Integrable and nonintegrable systems have very different transport properties. In this paper, we highlight these differences for specific one-dimensional models of interacting lattice fermions. The technique used is a finite temperature numerical calculation of the adiabatic stiffness (also called the Drude weight or charge stiffness) and isothermal stiffness (also called the "Meissner" stiffness) in electrical and energy transport, and the momentum dependent dynamical conductivities σ(q,ω) and κ(q,ω). We apply a flux twist to break the Kramers degeneracy; thus, allowing us to focus on the effect of the dynamical degeneracies in the integrable system.
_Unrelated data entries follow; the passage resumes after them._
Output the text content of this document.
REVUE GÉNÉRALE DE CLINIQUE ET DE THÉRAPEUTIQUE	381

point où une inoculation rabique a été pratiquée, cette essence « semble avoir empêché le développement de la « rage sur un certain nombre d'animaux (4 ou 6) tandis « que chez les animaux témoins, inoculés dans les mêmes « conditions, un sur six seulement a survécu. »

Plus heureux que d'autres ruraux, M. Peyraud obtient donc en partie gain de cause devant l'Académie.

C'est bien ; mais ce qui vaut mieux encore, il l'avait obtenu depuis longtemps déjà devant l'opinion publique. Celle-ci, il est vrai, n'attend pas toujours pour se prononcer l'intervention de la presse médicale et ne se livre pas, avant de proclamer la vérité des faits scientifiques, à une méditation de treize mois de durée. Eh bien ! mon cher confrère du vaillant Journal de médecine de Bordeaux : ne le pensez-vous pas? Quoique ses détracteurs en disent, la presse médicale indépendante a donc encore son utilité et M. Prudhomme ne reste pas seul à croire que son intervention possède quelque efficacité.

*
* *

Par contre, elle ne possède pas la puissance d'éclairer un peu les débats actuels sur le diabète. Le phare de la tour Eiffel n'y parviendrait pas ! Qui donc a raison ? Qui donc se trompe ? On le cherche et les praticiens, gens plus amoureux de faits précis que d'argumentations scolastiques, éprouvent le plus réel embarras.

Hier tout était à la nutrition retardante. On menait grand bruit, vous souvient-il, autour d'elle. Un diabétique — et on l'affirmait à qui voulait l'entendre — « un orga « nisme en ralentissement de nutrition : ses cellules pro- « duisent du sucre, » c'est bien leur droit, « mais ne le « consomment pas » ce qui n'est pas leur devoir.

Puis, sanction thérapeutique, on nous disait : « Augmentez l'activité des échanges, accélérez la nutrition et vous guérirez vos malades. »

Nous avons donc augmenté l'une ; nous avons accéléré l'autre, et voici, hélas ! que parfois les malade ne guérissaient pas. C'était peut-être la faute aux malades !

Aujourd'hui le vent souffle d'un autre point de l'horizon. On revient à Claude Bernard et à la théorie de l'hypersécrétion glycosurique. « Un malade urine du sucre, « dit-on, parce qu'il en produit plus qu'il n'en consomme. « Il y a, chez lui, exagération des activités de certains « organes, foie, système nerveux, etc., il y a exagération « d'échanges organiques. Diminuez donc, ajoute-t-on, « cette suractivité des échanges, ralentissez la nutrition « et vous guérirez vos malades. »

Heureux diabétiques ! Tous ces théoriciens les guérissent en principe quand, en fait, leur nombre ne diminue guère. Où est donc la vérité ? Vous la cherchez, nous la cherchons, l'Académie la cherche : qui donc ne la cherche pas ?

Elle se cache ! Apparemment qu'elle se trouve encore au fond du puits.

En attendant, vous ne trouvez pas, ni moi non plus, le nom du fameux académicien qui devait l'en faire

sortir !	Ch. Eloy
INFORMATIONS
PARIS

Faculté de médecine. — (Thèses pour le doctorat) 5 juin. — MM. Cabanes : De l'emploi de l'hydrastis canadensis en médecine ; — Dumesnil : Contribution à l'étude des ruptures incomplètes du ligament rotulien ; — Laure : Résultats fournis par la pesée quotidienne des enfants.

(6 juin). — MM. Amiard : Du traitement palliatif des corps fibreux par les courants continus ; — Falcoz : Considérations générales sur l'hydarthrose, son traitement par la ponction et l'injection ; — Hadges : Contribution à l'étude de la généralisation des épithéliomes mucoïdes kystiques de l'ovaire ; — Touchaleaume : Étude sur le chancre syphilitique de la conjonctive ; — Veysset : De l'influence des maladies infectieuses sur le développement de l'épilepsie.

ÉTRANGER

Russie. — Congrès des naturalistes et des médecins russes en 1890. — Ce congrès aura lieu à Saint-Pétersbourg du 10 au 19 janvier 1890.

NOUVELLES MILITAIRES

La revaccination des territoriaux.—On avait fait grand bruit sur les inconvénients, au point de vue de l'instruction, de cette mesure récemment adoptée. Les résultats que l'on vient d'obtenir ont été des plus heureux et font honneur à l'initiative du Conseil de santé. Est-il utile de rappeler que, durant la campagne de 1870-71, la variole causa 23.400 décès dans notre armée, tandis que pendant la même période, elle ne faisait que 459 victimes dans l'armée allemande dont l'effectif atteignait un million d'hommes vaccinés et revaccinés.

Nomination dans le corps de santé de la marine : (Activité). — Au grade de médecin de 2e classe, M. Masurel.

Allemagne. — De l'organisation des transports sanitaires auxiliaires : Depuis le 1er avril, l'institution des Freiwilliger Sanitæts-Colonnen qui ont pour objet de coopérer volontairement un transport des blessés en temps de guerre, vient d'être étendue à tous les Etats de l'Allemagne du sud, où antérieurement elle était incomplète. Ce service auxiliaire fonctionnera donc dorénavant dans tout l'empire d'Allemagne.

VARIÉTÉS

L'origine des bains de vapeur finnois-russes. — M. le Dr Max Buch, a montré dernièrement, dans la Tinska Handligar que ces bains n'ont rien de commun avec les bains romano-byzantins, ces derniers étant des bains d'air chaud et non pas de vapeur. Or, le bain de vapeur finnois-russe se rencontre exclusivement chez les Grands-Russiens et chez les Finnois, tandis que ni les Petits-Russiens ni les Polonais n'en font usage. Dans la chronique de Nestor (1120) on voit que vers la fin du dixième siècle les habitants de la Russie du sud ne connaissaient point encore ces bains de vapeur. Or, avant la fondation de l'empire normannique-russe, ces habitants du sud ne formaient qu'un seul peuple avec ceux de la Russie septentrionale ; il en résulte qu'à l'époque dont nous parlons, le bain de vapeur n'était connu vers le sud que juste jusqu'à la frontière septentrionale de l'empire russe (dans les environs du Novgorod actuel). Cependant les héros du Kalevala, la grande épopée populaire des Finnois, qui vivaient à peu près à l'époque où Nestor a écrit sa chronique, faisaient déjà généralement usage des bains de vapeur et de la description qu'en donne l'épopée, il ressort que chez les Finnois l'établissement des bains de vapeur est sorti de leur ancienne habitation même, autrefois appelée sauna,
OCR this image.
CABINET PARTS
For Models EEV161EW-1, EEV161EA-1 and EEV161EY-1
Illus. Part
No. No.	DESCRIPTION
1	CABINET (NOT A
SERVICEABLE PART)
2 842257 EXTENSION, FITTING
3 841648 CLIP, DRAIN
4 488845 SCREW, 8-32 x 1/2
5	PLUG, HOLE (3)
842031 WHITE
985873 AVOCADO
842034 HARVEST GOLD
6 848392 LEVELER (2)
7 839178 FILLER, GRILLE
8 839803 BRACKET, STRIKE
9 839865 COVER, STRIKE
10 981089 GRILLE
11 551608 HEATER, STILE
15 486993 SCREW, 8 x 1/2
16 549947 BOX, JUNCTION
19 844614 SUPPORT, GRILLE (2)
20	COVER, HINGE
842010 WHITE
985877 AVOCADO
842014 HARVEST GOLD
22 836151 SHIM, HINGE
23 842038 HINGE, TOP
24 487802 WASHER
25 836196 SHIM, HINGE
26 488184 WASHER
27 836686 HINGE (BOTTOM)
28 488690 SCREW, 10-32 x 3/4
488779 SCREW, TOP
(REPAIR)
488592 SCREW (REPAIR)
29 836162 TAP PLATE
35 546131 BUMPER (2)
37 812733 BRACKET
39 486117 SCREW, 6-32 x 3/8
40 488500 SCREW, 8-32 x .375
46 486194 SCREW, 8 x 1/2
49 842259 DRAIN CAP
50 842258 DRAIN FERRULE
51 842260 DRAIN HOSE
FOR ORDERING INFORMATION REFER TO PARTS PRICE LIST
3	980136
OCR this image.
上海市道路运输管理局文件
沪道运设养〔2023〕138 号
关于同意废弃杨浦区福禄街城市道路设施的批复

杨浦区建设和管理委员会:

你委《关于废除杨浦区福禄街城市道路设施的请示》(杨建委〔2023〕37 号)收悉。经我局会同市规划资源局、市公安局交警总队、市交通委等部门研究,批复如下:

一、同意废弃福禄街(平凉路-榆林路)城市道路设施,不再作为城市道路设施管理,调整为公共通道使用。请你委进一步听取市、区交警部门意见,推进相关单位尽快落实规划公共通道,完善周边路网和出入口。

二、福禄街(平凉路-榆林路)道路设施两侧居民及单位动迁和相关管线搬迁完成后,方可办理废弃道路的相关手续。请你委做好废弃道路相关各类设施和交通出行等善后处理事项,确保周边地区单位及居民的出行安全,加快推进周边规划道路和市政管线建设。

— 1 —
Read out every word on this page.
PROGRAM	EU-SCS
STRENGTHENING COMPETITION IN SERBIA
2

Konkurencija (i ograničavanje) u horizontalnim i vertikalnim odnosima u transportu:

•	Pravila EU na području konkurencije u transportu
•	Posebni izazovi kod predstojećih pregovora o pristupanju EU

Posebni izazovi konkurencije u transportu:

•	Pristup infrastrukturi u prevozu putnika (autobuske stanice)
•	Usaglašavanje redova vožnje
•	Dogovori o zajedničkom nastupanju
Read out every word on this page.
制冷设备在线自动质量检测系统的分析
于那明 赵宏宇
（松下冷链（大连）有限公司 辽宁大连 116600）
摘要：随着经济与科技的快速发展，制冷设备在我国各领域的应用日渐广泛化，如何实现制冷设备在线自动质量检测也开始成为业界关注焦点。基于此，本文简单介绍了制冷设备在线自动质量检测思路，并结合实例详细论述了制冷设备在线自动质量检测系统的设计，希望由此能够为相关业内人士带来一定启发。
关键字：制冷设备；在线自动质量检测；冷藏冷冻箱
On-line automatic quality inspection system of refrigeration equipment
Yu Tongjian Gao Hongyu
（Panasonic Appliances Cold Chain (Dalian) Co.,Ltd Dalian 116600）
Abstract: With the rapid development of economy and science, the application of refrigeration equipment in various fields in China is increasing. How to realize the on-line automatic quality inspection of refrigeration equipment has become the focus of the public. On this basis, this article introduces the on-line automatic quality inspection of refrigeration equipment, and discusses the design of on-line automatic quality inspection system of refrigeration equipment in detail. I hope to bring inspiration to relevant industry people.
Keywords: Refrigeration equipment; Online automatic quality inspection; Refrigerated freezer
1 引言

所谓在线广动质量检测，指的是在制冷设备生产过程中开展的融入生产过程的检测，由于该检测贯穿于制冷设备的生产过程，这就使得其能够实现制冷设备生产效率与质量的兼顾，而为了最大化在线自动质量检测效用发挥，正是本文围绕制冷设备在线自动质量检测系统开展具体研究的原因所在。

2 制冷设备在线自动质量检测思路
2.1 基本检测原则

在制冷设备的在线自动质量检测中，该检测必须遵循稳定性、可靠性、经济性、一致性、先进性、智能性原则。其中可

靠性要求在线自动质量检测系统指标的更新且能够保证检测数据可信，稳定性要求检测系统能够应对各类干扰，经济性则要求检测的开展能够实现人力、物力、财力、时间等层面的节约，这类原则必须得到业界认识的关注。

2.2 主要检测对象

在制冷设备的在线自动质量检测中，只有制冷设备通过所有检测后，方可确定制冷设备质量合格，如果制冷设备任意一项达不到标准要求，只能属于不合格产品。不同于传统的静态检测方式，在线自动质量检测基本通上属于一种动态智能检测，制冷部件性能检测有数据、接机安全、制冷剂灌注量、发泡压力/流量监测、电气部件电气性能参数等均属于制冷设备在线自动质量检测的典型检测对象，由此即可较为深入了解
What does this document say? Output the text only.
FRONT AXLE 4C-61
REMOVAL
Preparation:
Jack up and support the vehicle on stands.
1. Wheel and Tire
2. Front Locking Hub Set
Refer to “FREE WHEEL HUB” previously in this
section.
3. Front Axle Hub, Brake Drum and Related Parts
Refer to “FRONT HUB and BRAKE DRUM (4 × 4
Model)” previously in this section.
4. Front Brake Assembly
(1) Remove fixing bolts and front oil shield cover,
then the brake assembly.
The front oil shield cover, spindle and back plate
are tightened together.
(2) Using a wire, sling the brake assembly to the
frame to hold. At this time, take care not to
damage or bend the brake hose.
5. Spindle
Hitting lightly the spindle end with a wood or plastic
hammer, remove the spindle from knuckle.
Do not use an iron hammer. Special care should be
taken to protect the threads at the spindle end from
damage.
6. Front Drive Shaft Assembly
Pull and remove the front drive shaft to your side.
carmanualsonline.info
In this situation, we show that the isothermal stiffness goes to zero rapidly with the system size for both types of systems even at high temperatures; while the adiabatic stiffness appears to go to zero in the nonintegrable system and to a finite value in the integrable one. We analyze this difference in terms of the statistics of the current matrix elements and the degeneracies of the systems, and show that in the integrable system, despite the presence of degeneracies, the dominant contribution to the adiabatic stiffness comes from large-current-carrying nondegenerate states. We also show that energy transport at nonzero ω and q occurs within a banded continuum in the integrable system indicative of ballistic transport while the nonintegrable system shows diffusion but with the existence of overdamped excitations at large values of momentum.